Essentiellement connu en France pour Vagabond (33 volumes, en cours) et Slam Dunk (31 volumes, terminé), Takehiko Inoue atteint sans doute le firmament de son art avec Real, un Seinen très original dans lequel sa passion pour le basketball l’aide à traiter le thème difficile du handicap.
Il aborde ici le quotidien, à priori banal, de joueurs de basket fauteuil, tout en nous offrant une œuvre intelligente et humaniste.
Cette série, qui ne s’enrichit que d’un seul volume par an, nous permet de suivre les destins croisés de trois lycéens, confrontés différemment au handicap.
Tomomi Nomiya est un élève peu doué pour les études et peu fréquentable qui ne vit que pour le basketball. Renvoyé de son lycée après avoir été impliqué dans un accident de moto qui a rendu sa passagère paraplégique. Sa rencontre avec Kiyoharu Togawa, brillant joueur de basket fauteuil, va lui permettre une remise en question salvatrice. Cela dit, les performances athlétiques de Togawa, ancien sprinter scolaire émérite, à présent amputé d’une jambe, cache une douleur morale plus profonde. Après le départ de Nomiya, le prétentieux Hisanobu Takahashi, nouveau leader de l’équipe de basket du lycée, va survivre à un accident de la circulation qui va changer sa vie.
Le terme japonais pour handicap est « shintaishougai » qui veut dire littéralement « obstacle douloureux pour son corps ». Takehiko Inoue respecte ce sens puisqu’il nous fait oublier rapidement les corps meurtris pour nous montrer que les émotions et les sentiments humains peuvent transcender l’obstacle physique. La détresse psychologique, l’orgueil face à l’adversité, l’amour propre, les relations affectives, les difficultés à entrevoir son avenir quand on a perdu trop tôt l’insouciance, sont traités de manière naturelle. On s’attache facilement à ces personnages, tout en nuance, dans lesquels il est aisé de se reconnaître. Les relations des trois lycéens avec leurs familles respectives sont également pleines d’enseignements sur le rôle de l’entourage face au handicap.
Le dessin d’Inoue est très réaliste et c’est une des forces de ce manga. Le scénario emprunte tout à la vie quotidienne et devient sous le crayon de cet auteur une œuvre brillante où le handicap est simplement perçu comme une aventure humaine. « Peu importe, que vous ayez une, deux ou pas de jambes, que souhaitez-vous faire ??? » pourrait être la philosophie de Real.

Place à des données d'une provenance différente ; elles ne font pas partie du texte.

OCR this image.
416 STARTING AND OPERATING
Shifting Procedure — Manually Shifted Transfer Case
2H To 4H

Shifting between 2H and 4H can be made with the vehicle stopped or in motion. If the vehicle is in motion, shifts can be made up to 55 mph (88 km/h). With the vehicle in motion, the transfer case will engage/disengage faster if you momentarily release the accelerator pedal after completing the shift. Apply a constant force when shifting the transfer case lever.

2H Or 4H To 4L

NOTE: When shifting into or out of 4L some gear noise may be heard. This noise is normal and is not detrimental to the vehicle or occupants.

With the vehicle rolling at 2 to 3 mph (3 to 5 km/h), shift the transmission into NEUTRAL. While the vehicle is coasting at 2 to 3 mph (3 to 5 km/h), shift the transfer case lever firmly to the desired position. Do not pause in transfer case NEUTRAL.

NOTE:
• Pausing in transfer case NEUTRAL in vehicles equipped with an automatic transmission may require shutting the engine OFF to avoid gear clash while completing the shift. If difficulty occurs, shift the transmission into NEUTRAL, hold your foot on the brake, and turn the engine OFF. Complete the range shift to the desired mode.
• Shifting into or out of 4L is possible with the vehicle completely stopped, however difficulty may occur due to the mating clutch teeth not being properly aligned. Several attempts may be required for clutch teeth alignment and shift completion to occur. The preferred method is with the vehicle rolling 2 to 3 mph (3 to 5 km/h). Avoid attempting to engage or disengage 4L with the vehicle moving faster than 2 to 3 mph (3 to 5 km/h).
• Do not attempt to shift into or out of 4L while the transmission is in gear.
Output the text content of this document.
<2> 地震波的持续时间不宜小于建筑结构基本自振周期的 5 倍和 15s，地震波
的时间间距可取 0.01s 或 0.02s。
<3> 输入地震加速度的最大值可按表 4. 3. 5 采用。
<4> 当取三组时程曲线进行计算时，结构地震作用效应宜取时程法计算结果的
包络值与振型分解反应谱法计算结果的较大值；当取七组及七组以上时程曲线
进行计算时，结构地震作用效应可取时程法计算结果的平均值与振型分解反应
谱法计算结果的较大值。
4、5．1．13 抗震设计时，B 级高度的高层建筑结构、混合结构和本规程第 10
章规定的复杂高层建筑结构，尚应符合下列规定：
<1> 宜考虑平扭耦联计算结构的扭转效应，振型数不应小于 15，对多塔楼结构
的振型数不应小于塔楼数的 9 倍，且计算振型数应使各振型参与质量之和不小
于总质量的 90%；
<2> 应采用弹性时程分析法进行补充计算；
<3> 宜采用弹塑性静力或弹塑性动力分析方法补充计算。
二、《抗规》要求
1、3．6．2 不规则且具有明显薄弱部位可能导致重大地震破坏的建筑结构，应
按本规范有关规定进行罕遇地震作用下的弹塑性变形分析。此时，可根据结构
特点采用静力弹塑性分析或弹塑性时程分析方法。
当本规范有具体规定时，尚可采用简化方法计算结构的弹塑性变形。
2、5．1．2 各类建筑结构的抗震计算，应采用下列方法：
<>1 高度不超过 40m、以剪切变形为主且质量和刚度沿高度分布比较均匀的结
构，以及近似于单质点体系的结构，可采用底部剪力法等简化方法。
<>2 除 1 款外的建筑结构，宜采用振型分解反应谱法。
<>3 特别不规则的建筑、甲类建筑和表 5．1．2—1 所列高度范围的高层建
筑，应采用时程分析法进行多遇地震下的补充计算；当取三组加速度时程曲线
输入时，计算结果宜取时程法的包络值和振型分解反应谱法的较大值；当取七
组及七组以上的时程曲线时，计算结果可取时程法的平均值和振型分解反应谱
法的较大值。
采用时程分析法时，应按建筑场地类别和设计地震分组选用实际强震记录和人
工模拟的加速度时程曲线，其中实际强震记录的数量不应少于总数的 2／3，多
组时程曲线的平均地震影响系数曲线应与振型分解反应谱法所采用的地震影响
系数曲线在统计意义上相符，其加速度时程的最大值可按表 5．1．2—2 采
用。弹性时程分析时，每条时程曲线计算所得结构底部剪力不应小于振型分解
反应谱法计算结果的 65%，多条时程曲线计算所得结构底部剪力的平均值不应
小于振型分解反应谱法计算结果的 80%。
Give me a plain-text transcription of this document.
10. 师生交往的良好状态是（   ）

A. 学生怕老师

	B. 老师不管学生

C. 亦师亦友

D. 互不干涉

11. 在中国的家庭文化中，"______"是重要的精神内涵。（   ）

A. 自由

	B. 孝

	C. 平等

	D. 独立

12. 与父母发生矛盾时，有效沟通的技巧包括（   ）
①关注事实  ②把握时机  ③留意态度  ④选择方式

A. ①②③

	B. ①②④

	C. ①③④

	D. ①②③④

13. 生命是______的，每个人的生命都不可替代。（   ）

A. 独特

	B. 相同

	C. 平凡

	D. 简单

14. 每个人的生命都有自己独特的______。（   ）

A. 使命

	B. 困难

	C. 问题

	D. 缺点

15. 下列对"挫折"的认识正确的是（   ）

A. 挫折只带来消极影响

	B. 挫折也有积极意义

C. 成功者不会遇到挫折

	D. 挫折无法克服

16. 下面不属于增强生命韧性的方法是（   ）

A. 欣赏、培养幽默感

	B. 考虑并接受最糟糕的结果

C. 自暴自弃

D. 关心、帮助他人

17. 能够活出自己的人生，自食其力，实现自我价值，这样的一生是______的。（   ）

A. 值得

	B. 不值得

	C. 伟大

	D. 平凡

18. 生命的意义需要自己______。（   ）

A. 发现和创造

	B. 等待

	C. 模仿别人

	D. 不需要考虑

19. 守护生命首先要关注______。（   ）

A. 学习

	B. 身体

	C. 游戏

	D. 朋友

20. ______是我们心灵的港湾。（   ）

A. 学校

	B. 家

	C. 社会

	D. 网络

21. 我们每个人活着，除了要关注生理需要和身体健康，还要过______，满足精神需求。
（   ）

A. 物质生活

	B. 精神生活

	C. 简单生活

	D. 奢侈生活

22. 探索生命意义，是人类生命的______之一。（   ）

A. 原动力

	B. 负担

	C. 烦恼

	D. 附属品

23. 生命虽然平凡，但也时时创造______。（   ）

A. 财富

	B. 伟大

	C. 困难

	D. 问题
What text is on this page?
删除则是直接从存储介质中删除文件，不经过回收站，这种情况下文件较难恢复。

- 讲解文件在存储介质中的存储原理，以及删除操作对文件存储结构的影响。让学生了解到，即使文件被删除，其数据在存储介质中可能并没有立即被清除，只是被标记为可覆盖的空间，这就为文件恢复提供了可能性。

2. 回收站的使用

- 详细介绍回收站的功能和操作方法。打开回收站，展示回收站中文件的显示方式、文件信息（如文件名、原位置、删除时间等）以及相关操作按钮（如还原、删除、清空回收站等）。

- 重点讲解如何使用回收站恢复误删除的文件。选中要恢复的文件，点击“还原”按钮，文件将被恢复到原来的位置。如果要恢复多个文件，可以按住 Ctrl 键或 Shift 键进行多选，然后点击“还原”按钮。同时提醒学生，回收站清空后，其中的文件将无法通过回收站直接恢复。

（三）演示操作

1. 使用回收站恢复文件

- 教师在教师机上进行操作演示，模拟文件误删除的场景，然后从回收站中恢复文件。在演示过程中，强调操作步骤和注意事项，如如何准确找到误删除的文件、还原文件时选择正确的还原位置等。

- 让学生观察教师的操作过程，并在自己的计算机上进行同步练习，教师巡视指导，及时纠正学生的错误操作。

Sur Mixi, réseau social n’°1 au Japon (25 millions de membres), ce manga est le thème de plusieurs communautés (équivalent des groupes sur Facebook) qui regroupent près de 30000 fans. A titre de comparaison, 20th Century Boys, chef d’œuvre de Naoki Urasawa, en compte environ 40000. Certes, on est loin de Slam Dunk avec 310000 fans.
Son rythme de parution annuel en fait un événement attendu. En 2010, au Japon, pour fêter le 10ème volume (à paraître en France chez Kana en Novembre 2011), ce manga a eu l’honneur d’un clip vidéo, mettant en scène de vrais joueurs de basket fauteuil.
Real n’est ni triste, ni gai, encore moins compatissant mais seulement « réel », passionnant et empathique.